For anyone who actually may be out there reading this, someday, maybe in the next decade or something, who might be wondering what the heck that is, lucid dreaming is the ability to maintain some semblence of consciousness while you dream, so that you can control the dream. You can learn to do this through meditation, making suggestions to yourself before you fall asleep, cuing yourself with a light or sound in the room (though this is tricky because you have to time it for when you will be in REM stages of sleep and it cannot be so obtrusive that it will fully wake you), some people even write scripts and meditate them to dream them. I fell into it accidentally as a teen... I was watching taped reruns of 21 Jumpstreet and fell asleep to them.
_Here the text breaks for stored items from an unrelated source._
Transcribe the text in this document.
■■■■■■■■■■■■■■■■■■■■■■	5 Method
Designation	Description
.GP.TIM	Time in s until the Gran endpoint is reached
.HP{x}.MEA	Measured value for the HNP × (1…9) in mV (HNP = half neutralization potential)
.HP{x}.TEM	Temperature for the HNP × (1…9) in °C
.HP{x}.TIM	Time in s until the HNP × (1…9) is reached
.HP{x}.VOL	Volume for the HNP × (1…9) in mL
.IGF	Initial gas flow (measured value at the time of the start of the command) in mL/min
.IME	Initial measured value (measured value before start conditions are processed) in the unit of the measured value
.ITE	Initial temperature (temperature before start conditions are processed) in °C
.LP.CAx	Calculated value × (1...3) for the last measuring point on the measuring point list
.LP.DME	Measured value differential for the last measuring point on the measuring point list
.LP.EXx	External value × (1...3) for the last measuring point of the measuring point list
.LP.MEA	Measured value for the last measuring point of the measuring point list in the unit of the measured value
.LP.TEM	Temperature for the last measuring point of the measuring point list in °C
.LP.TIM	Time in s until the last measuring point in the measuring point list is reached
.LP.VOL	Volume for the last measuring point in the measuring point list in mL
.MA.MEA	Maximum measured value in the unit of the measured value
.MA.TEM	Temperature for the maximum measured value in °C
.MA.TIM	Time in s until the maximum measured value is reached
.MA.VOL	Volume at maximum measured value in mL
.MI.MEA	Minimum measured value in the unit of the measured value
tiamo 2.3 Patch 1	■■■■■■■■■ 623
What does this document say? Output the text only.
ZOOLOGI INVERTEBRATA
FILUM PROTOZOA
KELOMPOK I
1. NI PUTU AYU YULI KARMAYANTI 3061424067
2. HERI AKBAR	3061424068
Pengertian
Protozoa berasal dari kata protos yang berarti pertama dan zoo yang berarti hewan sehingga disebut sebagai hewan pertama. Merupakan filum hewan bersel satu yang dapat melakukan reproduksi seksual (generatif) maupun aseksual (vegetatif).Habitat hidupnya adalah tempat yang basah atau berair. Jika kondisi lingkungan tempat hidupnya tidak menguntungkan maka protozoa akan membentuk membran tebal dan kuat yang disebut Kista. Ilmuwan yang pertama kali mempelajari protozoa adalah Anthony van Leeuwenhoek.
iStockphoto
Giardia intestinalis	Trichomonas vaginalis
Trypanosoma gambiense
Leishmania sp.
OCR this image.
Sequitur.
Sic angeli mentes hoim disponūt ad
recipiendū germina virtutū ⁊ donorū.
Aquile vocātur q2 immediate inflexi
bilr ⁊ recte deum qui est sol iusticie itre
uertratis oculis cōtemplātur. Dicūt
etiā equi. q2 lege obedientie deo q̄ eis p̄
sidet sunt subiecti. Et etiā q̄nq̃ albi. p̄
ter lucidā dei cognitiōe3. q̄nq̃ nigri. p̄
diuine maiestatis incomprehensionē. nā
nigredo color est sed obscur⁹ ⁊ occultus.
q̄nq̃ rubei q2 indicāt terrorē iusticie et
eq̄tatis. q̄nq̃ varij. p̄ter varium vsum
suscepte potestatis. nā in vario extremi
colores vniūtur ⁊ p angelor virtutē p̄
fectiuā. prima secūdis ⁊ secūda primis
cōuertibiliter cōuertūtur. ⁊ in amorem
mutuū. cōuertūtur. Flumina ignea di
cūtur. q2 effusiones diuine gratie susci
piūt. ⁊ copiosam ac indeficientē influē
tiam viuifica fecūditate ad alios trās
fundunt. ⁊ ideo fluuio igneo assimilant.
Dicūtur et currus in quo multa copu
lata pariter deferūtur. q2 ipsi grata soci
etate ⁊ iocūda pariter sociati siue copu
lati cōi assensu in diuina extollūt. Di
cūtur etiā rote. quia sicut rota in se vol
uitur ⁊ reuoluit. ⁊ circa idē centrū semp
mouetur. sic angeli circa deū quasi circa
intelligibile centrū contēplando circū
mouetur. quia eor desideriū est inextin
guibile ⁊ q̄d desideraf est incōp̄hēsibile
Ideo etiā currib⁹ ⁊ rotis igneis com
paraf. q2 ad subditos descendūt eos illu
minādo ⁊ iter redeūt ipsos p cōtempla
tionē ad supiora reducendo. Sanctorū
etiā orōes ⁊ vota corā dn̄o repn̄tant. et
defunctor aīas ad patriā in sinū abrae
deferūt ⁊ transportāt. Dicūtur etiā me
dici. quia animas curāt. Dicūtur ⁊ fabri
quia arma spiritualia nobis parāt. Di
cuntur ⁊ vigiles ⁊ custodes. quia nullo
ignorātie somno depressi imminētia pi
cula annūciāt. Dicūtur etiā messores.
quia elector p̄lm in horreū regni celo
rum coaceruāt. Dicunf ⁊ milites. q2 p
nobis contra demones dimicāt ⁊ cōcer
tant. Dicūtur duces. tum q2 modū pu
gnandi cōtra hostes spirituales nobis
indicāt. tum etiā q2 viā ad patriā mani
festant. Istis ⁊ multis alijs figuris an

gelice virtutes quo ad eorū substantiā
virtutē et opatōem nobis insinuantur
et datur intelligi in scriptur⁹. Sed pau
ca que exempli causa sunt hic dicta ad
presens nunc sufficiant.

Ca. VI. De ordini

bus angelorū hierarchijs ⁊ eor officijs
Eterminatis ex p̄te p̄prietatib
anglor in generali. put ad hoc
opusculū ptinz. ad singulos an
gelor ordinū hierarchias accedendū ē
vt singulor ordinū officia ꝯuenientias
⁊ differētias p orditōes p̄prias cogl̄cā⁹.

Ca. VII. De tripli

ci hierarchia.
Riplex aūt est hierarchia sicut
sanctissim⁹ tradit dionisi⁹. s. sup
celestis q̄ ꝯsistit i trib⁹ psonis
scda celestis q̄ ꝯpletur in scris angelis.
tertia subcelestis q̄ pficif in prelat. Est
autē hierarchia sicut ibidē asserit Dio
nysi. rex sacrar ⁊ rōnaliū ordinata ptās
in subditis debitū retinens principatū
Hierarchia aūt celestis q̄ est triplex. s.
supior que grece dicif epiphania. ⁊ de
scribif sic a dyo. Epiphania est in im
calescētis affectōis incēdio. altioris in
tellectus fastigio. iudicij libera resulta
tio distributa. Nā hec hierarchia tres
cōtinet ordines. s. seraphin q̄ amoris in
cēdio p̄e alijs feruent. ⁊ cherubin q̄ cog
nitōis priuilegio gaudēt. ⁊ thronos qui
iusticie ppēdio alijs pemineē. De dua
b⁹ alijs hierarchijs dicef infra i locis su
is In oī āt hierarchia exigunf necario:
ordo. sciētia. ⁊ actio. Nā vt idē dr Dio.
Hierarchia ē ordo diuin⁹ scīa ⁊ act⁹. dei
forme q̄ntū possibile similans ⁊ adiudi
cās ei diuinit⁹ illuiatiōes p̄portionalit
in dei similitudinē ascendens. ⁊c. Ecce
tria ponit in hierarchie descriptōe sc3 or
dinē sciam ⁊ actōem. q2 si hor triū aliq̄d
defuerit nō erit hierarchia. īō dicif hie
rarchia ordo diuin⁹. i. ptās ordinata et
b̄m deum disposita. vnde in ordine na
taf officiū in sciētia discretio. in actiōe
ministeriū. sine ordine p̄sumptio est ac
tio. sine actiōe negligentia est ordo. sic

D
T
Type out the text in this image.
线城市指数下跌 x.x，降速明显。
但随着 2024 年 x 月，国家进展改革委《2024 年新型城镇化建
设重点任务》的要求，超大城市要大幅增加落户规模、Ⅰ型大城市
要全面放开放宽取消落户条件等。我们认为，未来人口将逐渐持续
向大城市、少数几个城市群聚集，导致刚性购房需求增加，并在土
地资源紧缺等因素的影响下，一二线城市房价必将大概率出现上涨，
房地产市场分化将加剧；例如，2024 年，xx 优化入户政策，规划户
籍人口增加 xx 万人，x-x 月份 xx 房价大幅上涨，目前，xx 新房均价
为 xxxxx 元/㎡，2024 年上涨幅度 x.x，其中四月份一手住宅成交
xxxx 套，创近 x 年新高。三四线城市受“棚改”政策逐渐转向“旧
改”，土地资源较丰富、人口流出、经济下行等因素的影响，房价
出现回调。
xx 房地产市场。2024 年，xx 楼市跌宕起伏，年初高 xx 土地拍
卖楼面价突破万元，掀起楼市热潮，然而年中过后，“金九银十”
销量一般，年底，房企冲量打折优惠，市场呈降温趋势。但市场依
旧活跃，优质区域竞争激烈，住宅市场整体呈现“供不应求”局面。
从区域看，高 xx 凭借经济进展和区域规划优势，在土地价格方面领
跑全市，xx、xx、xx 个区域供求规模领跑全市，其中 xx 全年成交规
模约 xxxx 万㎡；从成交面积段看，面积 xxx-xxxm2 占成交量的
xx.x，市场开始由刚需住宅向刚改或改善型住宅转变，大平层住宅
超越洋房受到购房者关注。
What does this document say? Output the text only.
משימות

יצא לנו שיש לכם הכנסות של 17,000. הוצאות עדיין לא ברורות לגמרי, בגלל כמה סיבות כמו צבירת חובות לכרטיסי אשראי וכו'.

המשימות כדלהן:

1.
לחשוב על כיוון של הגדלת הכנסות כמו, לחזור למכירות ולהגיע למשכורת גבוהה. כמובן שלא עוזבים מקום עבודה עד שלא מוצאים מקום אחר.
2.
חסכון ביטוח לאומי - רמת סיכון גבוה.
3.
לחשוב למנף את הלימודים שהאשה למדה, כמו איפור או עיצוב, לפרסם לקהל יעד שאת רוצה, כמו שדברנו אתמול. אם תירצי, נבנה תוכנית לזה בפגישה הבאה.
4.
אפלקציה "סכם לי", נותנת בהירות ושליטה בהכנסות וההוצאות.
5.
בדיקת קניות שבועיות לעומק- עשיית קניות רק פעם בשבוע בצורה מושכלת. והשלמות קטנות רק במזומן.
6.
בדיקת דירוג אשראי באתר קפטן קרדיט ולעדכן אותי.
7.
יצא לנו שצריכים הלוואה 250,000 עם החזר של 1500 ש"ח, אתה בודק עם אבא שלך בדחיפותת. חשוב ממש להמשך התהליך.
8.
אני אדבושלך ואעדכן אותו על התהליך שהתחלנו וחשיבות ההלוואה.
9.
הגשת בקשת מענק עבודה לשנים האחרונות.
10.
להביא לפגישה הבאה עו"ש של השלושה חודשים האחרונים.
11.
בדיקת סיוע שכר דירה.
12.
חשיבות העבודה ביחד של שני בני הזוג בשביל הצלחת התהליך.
I dreamed myself into the show (as well as into Penhall's arms, but that's another story).
Basically, if you learn how to lucid dream, it can turn it into a very realistic fantasy. You can go where you want to go, do what you want to do.
I was watching a tv show many years ago (maybe 20/20?) on the topic, and one woman talked about how she lost weight by lucid dreaming. She would abstain from the foods she loved all day and then indulge in them all night in her dreams. It satisfied her cravings enough so she didn't cheat in the day time.
I found that fascinating.
Of course, I have sleep issues, so lucid dreaming has always been hit or miss for me. For a while when I went through college, it became almost forgotten. When I got more involved in learning the craft, meditation made it easier to do at will, but then as I got more involved in motherhood and working and a busy life, it's not something I have attempted very often over the last few years now... but I was wondering, would this be a good thing, or a bad thing?
A good thing, of course, is to eat and indulge in dreams where they leave no trace of calories.
On the bad side, however, isn't it just perpetuating that addiction to the foods that I really shouldn't be eating anyway? I mean, isn't it just fanning the flame?
I wish there was a way to track down that woman and find out if in the long run lucid dreaming helped her keep her weight off, or if it was just feeding a temporary satisfaction with bad habits that eventually found their way back into her waking life?
I know one thing for sure though... if I do any lucid dreaming tonight, it will be at Disney World (sigh I miss my happy place).